ChristopherFritz's Study Log

The author of the code was able to fix the issue.

My manga reading time is about to reduce while I do minor cleanup of auto-generated subtitles (minor text fixes, timing fixes, etc.):

The portions I’ve checked thus far have been 100% accurate, and I didn’t have to spend $3,000 on a GPU. Took about 45 mins to run one episode through whisper.cpp.

6 Likes

My daily manga reading continues to be minimal as I spend time doing random posts for my site (recent postings being on 水の泡になる, 油を売る, and one I had been wondering about for some time now, イヤリング vs ピアス), as well as the occasional subtitle cleanup.

On the subtitle front, I’ve found Whisper to be about 95 to 99% accurate.

It’s interesting to see the difference between transcriptions using the large and medium models, including variation in:

  • timing
  • word recognition
  • where lines are split
  • use of kanji versus hiragana versus katakana
  • spacing and punctuation (or lack thereof)

Here are a few examples. The yellow subtitle on top is from the medium model, and the white subtitle on the bottom is from the large model when running the video through Whisper:

ノミ? のみ? Now I find of wonder if there’s a common preference for one or the other. When fixing up the subtitle for a line like this, I’ll probably end up spending time trying to find an answer for that… (I haven’t yet checked the line for accuracy.)

Listening to the audio, I can’t tell for sure which is correct.
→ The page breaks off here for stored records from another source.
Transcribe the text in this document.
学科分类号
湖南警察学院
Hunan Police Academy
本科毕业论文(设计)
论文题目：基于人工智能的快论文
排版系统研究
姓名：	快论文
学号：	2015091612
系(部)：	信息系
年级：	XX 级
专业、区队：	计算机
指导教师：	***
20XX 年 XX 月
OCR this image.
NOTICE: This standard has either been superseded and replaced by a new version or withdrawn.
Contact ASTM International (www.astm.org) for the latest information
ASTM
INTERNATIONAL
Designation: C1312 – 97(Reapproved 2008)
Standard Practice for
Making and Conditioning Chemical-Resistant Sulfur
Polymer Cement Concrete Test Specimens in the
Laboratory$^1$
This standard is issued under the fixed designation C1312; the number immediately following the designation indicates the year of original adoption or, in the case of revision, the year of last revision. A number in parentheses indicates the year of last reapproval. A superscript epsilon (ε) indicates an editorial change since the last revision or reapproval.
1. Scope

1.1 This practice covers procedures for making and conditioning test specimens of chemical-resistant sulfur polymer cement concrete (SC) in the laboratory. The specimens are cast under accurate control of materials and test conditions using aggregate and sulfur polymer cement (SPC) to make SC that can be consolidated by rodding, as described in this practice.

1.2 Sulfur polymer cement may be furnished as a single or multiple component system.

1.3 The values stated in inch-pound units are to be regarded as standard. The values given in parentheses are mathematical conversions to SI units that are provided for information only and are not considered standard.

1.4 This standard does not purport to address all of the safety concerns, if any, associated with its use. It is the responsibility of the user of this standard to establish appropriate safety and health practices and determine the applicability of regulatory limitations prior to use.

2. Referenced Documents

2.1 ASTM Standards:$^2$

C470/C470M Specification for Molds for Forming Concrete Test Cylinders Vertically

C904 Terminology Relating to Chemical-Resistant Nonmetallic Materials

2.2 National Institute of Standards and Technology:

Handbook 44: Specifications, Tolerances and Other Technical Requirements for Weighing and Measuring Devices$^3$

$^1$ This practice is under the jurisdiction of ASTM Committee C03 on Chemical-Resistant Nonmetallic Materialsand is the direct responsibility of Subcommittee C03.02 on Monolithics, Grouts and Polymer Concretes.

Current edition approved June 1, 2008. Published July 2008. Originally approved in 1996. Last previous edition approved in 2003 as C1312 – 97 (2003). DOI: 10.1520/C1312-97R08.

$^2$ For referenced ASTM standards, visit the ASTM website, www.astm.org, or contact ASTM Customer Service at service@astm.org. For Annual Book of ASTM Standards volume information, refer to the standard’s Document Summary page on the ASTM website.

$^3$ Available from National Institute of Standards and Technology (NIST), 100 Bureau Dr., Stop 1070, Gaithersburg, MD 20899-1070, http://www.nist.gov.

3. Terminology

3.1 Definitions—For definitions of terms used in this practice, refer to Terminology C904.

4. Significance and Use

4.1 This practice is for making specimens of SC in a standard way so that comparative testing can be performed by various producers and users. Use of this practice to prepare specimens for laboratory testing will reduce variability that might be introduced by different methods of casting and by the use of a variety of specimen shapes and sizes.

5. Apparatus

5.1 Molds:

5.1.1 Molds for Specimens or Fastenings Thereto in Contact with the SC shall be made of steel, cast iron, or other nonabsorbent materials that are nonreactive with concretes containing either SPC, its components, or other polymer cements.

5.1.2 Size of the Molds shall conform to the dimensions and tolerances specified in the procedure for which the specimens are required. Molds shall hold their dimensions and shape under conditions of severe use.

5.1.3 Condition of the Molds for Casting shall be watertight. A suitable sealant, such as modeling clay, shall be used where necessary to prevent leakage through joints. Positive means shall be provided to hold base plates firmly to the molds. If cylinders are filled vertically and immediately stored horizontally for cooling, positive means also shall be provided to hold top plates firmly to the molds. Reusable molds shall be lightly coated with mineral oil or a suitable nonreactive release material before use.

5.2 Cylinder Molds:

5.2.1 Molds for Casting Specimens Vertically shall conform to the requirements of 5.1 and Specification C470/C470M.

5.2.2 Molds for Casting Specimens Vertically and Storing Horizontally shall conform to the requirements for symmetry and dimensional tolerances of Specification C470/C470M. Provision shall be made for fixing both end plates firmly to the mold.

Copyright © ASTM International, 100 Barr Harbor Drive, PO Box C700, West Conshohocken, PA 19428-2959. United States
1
Sounds like 「力を持ってる」. But either way, the line sounds like nonsense to me.

The English line is “It’s the dungeon for you, boy”, and the official Japanese subtitle file (which is meant to convey the English script, not act as closed captions for the Japanese script) gives me, 「(ろう)にぶち()んでやる」.

Now that I know (ろう) is a word, 「(ちから)を」 is clearly actually 「地下牢(ちかろう)」. Subtitle file duly updated.
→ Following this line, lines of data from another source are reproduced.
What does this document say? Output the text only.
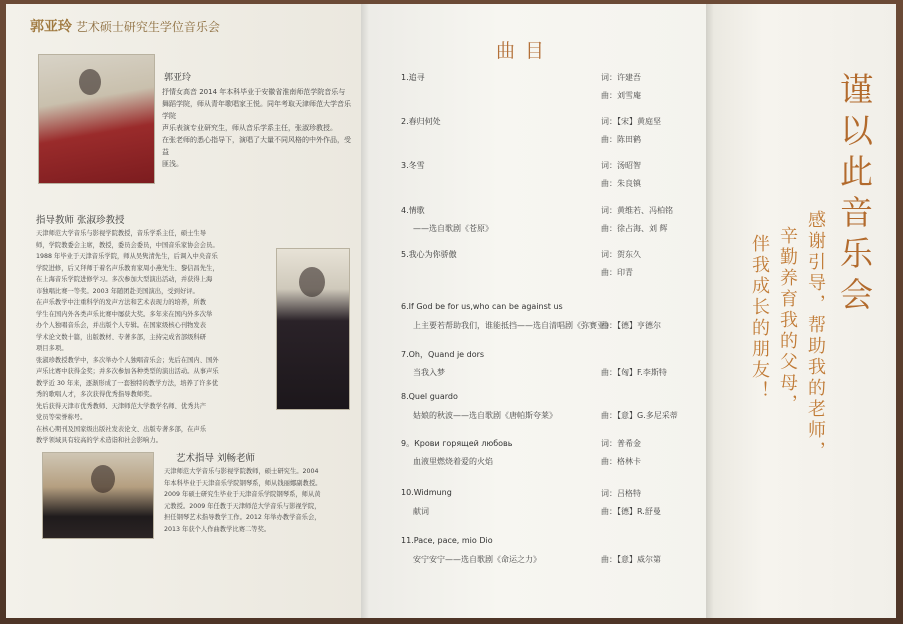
郭亚玲 艺术硕士研究生学位音乐会
郭亚玲
抒情女高音 2014 年本科毕业于安徽省淮南师范学院音乐与
舞蹈学院，师从青年歌唱家王悦。同年考取天津师范大学音乐学院
声乐表演专业研究生，师从音乐学系主任，张淑珍教授。
在张老师的悉心指导下，演唱了大量不同风格的中外作品，受益
匪浅。
指导教师 张淑珍教授
天津师范大学音乐与影视学院教授，音乐学系主任，硕士生导
师，学院教委会主席，教授，委员会委员，中国音乐家协会会员。
1988 年毕业于天津音乐学院，师从吴隽清先生，后调入中央音乐
学院进修，后又拜师于着名声乐教育家周小燕先生、黎信昌先生，
在上海音乐学院进修学习。多次参加大型演出活动，并获得上海
市独唱比赛一等奖。2003 年随团赴美国演出，受到好评。
在声乐教学中注重科学的发声方法和艺术表现力的培养，所教
学生在国内外各类声乐比赛中屡获大奖。多年来在国内外多次举
办个人独唱音乐会，并出版个人专辑。在国家级核心刊物发表
学术论文数十篇，出版教材、专著多部，主持完成省部级科研
项目多项。
张淑珍教授教学中，多次举办个人独唱音乐会；先后在国内、国外
声乐比赛中获得金奖；并多次参加各种类型的演出活动。从事声乐
教学近 30 年来，逐渐形成了一套独特的教学方法，培养了许多优
秀的歌唱人才，多次获得优秀指导教师奖。
先后获得天津市优秀教师、天津师范大学教学名师、优秀共产
党员等荣誉称号。
在核心期刊及国家级出版社发表论文、出版专著多部，在声乐
教学领域具有较高的学术造诣和社会影响力。
艺术指导 刘畅老师
天津师范大学音乐与影视学院教师，硕士研究生。2004
年本科毕业于天津音乐学院钢琴系，师从钱丽娜副教授。
2009 年硕士研究生毕业于天津音乐学院钢琴系，师从黄
元教授。2009 年任教于天津师范大学音乐与影视学院，
担任钢琴艺术指导教学工作。2012 年举办教学音乐会，
2013 年获个人作曲教学比赛二等奖。
曲目
1.追寻	词：许建吾
曲：刘雪庵
2.春归何处	词：【宋】黄庭坚
曲：陈田鹤
3.冬雪	词：汤昭智
曲：朱良镇
4.情歌
——选自歌剧《苍原》
词：黄维若、冯柏铭
曲：徐占海、刘 辉
5.我心为你骄傲	词：贺东久
曲：印青
6.If God be for us,who can be against us
上主要若帮助我们，谁能抵挡——选自清唱剧《弥赛亚》
曲：【德】亨德尔
7.Oh，Quand je dors
当我入梦	曲：【匈】F.李斯特
8.Quel guardo
姑娘的秋波——选自歌剧《唐帕斯夸莱》	曲：【意】G.多尼采蒂
9。Крови горящей любовь
血液里燃烧着爱的火焰
词：普希金
曲：格林卡
10.Widmung
献词
词：吕格特
曲：【德】R.舒曼
11.Pace, pace, mio Dio
安宁安宁——选自歌剧《命运之力》	曲：【意】威尔第
谨以此音乐会
感谢引导，帮助我的老师，
辛勤养育我的父母，
伴我成长的朋友！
Suddenly, the line actually makes sense: 「さあ、地下牢(ちかろう)()ってるぞ小僧(こぞう)

It’s quite a bit of time and effort to spend on one line out of over 1,000. It’s not like I’ve ever encountered 地下牢 before [1] and I’m sure it doesn’t come up in anything I plan to read[2], but I don’t mind immersing myself in Japanese a bit extra like this.

Errors-to-fix aside, I hope Whisper perfectly trascribed the cave’s lines, because I can’t make out a word it’s saying otherwise.

(Here’s the audio.)


  1. image ↩︎

  2. image ↩︎

5 Likes

It works with medium and large models, and decently fast as well. For 24 min audio => 30 min for medium model, and 50 min for large model.
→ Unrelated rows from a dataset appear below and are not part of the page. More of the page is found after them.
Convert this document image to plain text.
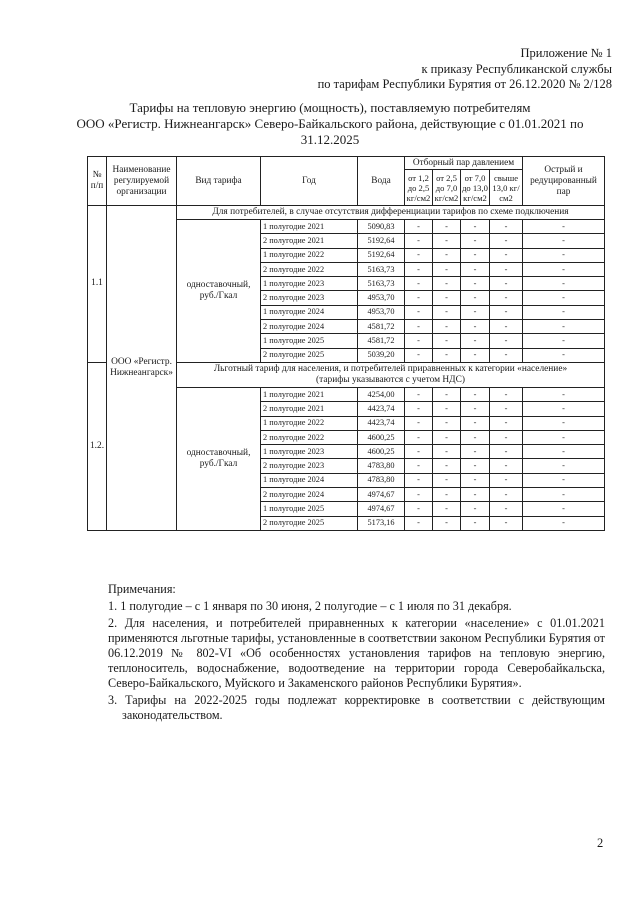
Приложение № 1
к приказу Республиканской службы
по тарифам Республики Бурятия от 26.12.2020 № 2/128
Тарифы на тепловую энергию (мощность), поставляемую потребителям
ООО «Регистр. Нижнеангарск» Северо-Байкальского района, действующие с 01.01.2021 по
31.12.2025
№ п/п	Наименование регулируемой организации	Вид тарифа	Год	Вода	Отборный пар давлением				Острый и редуцированный пар
					от 1,2 до 2,5 кг/см2	от 2,5 до 7,0 кг/см2	от 7,0 до 13,0 кг/см2	свыше 13,0 кг/см2	
1.1	ООО «Регистр. Нижнеангарск»	Для потребителей, в случае отсутствия дифференциации тарифов по схеме подключения							
		одноставочный, руб./Гкал	1 полугодие 2021	5090,83	-	-	-	-	-
			2 полугодие 2021	5192,64	-	-	-	-	-
			1 полугодие 2022	5192,64	-	-	-	-	-
			2 полугодие 2022	5163,73	-	-	-	-	-
			1 полугодие 2023	5163,73	-	-	-	-	-
			2 полугодие 2023	4953,70	-	-	-	-	-
			1 полугодие 2024	4953,70	-	-	-	-	-
			2 полугодие 2024	4581,72	-	-	-	-	-
			1 полугодие 2025	4581,72	-	-	-	-	-
			2 полугодие 2025	5039,20	-	-	-	-	-
1.2.		Льготный тариф для населения, и потребителей приравненных к категории «население»
(тарифы указываются с учетом НДС)							

		одноставочный, руб./Гкал	1 полугодие 2021	4254,00	-	-	-	-	-
			2 полугодие 2021	4423,74	-	-	-	-	-
			1 полугодие 2022	4423,74	-	-	-	-	-
			2 полугодие 2022	4600,25	-	-	-	-	-
			1 полугодие 2023	4600,25	-	-	-	-	-
			2 полугодие 2023	4783,80	-	-	-	-	-
			1 полугодие 2024	4783,80	-	-	-	-	-
			2 полугодие 2024	4974,67	-	-	-	-	-
			1 полугодие 2025	4974,67	-	-	-	-	-
			2 полугодие 2025	5173,16	-	-	-	-	-

Примечания:

1. 1 полугодие – с 1 января по 30 июня, 2 полугодие – с 1 июля по 31 декабря.

2. Для населения, и потребителей приравненных к категории «население» с 01.01.2021 применяются льготные тарифы, установленные в соответствии законом Республики Бурятия от 06.12.2019 № 802-VI «Об особенностях установления тарифов на тепловую энергию, теплоноситель, водоснабжение, водоотведение на территории города Северобайкальска, Северо-Байкальского, Муйского и Закаменского районов Республики Бурятия».

3. Тарифы на 2022-2025 годы подлежат корректировке в соответствии с действующим законодательством.

2
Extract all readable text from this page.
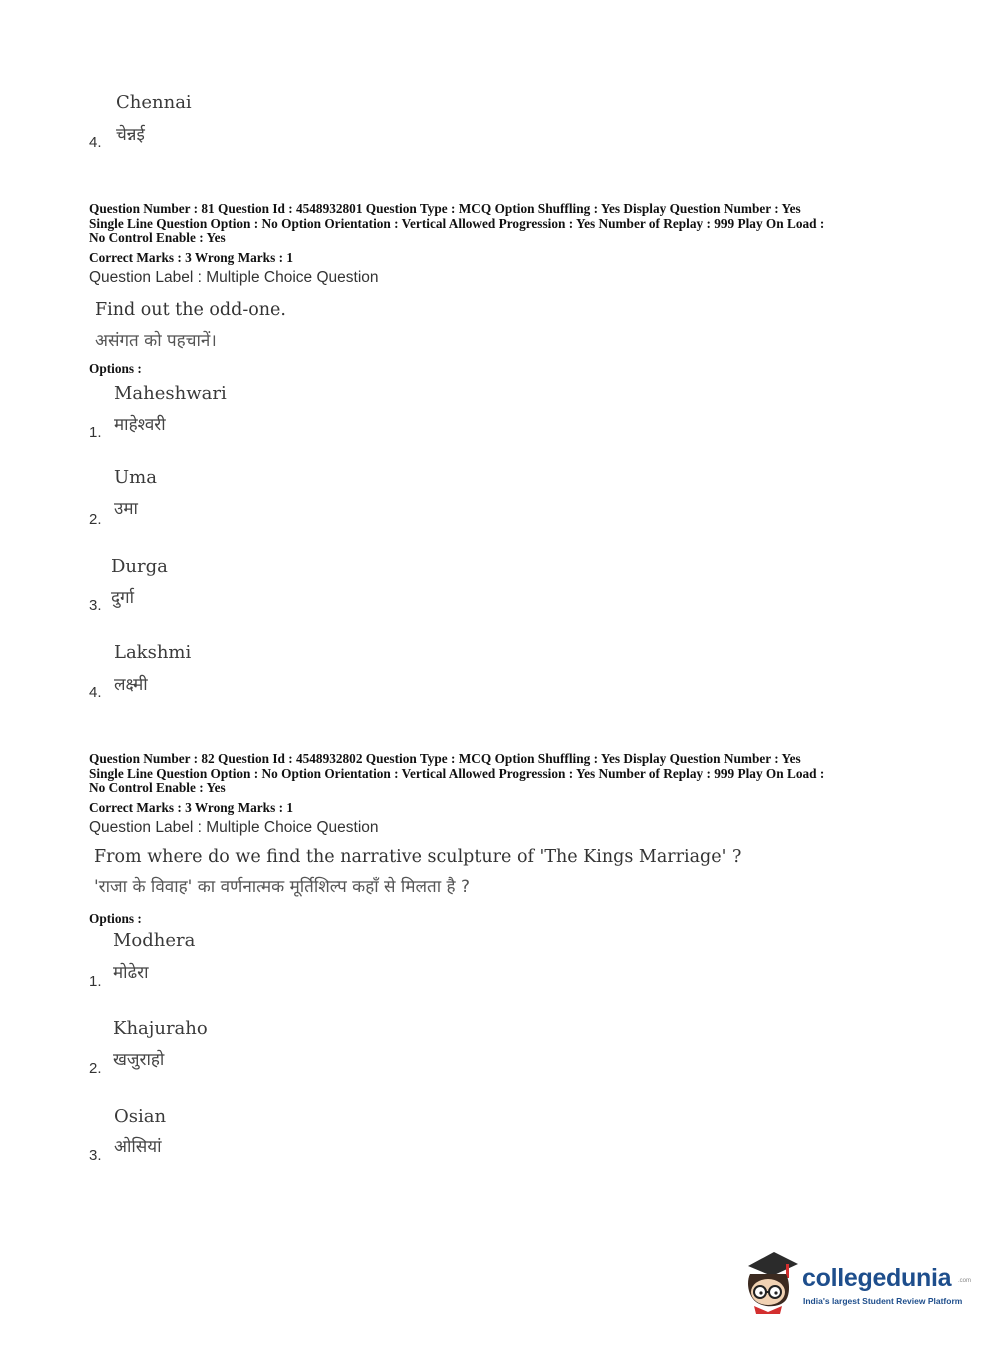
Chennai
चेन्नई
4.
Question Number : 81 Question Id : 4548932801 Question Type : MCQ Option Shuffling : Yes Display Question Number : Yes
Single Line Question Option : No Option Orientation : Vertical Allowed Progression : Yes Number of Replay : 999 Play On Load :
No Control Enable : Yes
Correct Marks : 3 Wrong Marks : 1
Question Label : Multiple Choice Question
Find out the odd-one.
असंगत को पहचानें।
Options :
Maheshwari
माहेश्वरी
1.
Uma
उमा
2.
Durga
दुर्गा
3.
Lakshmi
लक्ष्मी
4.
Question Number : 82 Question Id : 4548932802 Question Type : MCQ Option Shuffling : Yes Display Question Number : Yes
Single Line Question Option : No Option Orientation : Vertical Allowed Progression : Yes Number of Replay : 999 Play On Load :
No Control Enable : Yes
Correct Marks : 3 Wrong Marks : 1
Question Label : Multiple Choice Question
From where do we find the narrative sculpture of 'The Kings Marriage' ?
'राजा के विवाह' का वर्णनात्मक मूर्तिशिल्प कहाँ से मिलता है ?
Options :
Modhera
मोढेरा
1.
Khajuraho
खजुराहो
2.
Osian
ओसियां
3.
collegedunia .com
India's largest Student Review Platform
However, timing is messed up. lol, it is fixed very quickly, like within an hour.

It will probably be tomorrow that I see results of both models, though.

I used WSL2, and created a bash script from Windows to run it. It seems like trouble to make it build natively for Windows.

#!/usr/bin/env bash
 
workdir=$HOME/Projects/whisper.cpp
$workdir/main -l ja -m $workdir/models/ggml-medium.bin -t 12 -ovtt -osrt $@
2 Likes

With that time, are you manually fixing it using a subtitle editor? That’s what I’m doing with Aegisub.

For the anime Petite Princess Yucie, I now estimate I’m seeing about 95 to 98% accuracy using the large model. (The more subtitles I review, the higher the rate of errors I’m seeing it.)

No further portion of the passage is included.